In [1]:
import torch.utils.data
import sklearn.metrics
import torch
import pandas
from torch.utils.data import Dataset
import tqdm
import spacy
import random
import numpy as np
import math
import os
import torchvision 
from torchvision import models, datasets, transforms
SEED = 2222
random.seed(SEED)
torch.manual_seed(SEED)
#nlp = spacy.load('en')
nlp = spacy.load('en_core_web_lg')

In [2]:
class SentimentDataset(Dataset):
    
    def __init__(self):
        self.data = pandas\
            .read_csv('sentiment.tsv',sep='\t',header=0)\
            .groupby('id')\
            .first()
        
    def __len__ (self):
        return len(self.data)
    
    def __getitem__(self,idx):
        if type(idx) is torch.Tensor:
            idx = idx.item()
        sample = self.data.iloc[idx]
        token_vectors = []
        for token in nlp (sample.review.lower(),disable = ['parser','tagger','ner']):
            token_vectors.append(token.vector)
        return (torch.tensor(token_vectors),
                torch.tensor(len(token_vectors)),
                torch.tensor(sample.sentiment))
    
def collate(batch):


    batch.sort(key=lambda x: x[1], reverse = True)
    sequences, lengths, sentiments = zip(*batch)
    
    sequences = torch.nn.utils.rnn.pad_sequence(
        sequences, batch_first=True)
    sentiments = torch.stack(sentiments)
    lengths = torch.stack(lengths)
    return sequences, lengths, sentiments

In [3]:
class ModelLSTM (torch.nn.Module):
    def __init__(self, input_dimensions,size=128,layers=1):
        super().__init__()
        self.seq = torch.nn.LSTM(input_dimensions,size,layers)
        self.layer_one = torch.nn.Linear(size*layers, size)
        self.activation_one = torch.nn.ReLU()
        self.layer_two = torch.nn.Linear(size, size)
        self.activation_two = torch.nn.ReLU()
        self.shape_outputs = torch.nn.Linear(size, 2)

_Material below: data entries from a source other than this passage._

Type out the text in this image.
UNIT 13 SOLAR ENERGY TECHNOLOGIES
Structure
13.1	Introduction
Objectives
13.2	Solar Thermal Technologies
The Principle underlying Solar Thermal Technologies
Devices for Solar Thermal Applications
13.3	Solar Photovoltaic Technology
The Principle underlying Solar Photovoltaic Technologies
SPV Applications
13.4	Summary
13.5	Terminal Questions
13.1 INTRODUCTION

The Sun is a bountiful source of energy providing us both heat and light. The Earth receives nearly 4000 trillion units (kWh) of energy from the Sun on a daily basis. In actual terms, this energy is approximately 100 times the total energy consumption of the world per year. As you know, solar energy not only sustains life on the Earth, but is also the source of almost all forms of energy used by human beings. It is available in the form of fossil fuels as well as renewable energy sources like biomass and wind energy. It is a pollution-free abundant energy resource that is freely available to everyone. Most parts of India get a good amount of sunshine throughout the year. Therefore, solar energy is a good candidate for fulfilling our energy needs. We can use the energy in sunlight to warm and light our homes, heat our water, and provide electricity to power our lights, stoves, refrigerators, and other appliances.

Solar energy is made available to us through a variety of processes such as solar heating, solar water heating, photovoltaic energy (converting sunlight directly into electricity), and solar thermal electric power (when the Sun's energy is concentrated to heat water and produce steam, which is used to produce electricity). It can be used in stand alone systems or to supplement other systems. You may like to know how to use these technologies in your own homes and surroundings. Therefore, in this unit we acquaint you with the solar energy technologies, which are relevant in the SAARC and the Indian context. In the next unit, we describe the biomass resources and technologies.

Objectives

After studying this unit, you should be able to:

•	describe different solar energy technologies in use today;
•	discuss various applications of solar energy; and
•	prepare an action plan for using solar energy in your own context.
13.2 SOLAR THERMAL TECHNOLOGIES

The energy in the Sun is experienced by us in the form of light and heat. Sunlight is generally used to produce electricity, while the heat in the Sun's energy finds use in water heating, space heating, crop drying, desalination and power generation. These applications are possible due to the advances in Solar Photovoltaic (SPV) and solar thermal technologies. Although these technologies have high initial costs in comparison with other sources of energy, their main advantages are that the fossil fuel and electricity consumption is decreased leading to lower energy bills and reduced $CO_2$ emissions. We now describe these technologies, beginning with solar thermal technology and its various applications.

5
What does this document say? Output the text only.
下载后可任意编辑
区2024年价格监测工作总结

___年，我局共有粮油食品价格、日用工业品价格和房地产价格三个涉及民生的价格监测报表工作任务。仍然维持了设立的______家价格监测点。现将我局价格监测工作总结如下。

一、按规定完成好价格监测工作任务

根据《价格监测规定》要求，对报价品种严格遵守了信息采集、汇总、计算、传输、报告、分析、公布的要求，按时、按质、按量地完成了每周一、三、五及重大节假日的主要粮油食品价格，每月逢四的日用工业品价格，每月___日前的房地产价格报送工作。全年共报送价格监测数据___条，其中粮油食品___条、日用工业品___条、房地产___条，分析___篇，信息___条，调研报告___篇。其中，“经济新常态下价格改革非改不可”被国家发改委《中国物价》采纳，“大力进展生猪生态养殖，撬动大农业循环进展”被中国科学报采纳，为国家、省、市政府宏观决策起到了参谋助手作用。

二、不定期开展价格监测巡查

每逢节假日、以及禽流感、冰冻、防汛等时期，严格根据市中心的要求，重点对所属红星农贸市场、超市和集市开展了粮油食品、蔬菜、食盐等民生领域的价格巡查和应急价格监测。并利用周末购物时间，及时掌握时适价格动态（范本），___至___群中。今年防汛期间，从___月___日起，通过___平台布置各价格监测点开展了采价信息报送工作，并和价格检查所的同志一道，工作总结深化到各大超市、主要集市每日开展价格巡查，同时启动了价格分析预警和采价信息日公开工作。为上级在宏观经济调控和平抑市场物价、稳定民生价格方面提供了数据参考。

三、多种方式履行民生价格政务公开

    def forward(self, inputs,lengths):
        number_of_batches = lengths.shape[0]
        packed_inputs = torch.nn.utils.rnn.pack_padded_sequence(
            inputs,
            lengths,
            batch_first = True)
        buffer,(hidden,cell) = self.seq(packed_inputs)
        # the sequence number has the step first not the batch first
        # this way to permute the batch first
        buffer = hidden.permute(1,0,2)
        #flatten out the last hidden state
        #this will be the tensor representing the whole batch
        #contiguous() -- similar with squeeze 
        buffer = buffer.contiguous().view(number_of_batches,-1)
        
        buffer = self.layer_one(buffer)
        buffer = self.activation_one(buffer)
        buffer = self.layer_two(buffer)
        buffer = self.activation_two(buffer)
        buffer = self.shape_outputs(buffer)
        return buffer

In [4]:

def valid(model, validationloader):
  loss_all = []
  with torch.no_grad():
      model.eval()
      for sequences, lengths, sentiments in validationloader:
          results = model(inputs)
          loss = loss_function(results, actual)
          loss_all.append(loss.item())
  return  np.mean(np.array(loss_all))

def train(model, trainloader, optimizer, loss_function):
  model.train()
  epoch_loss = []
  for sequences, lengths, sentiments in trainloader:
        optimizer.zero_grad()
        results = model(sequences, lengths)
        loss = loss_function(results, sentiments)
        epoch_loss.append(loss.item())
        loss.backward()
        optimizer.step()
  return np.mean(np.array(epoch_loss))


In [5]:
dataset = SentimentDataset()
number_for_validating = int(len(dataset)*0.1)
number_for_training = len(dataset) - number_for_validating
valid_dataset, train_dataset = torch.utils.data.random_split(dataset,[
    number_for_validating,number_for_training])
trainloader = torch.utils.data.DataLoader(train_dataset,batch_size =32, shuffle =True,collate_fn = collate)
validationloader = torch.utils.data.DataLoader(valid_dataset,batch_size =32, shuffle =True,collate_fn = collate)
print(len(valid_dataset),len(train_dataset),len(trainloader),len(validationloader))

#model
#model = Modeltrain(len(traindataset.ordinals))
model = ModelLSTM(dataset[0][0].shape[1])
optimizer = torch.optim.Adam(model.parameters())
loss_function = torch.nn.CrossEntropyLoss()
best_loss = float ('inf')
best_epoch = 0
for epoch in range(50):
    train_loss = train(model, trainloader, optimizer, loss_function)
    valid_loss = valid(model, validationloader)
    if valid_loss<best_loss:
        best_loss=valid_loss
        best_epoch = epoch
        torch.save(modeltrain.state_dict(),'best_model.pt')
    print('Epoch:%d, Current_loss:%.4f Best_epoch:%d Best_loss:%.4f'%(epoch,valid_loss,best_epoch, best_loss))


2500 22500 704 79


ValueError: too many values to unpack (expected 2)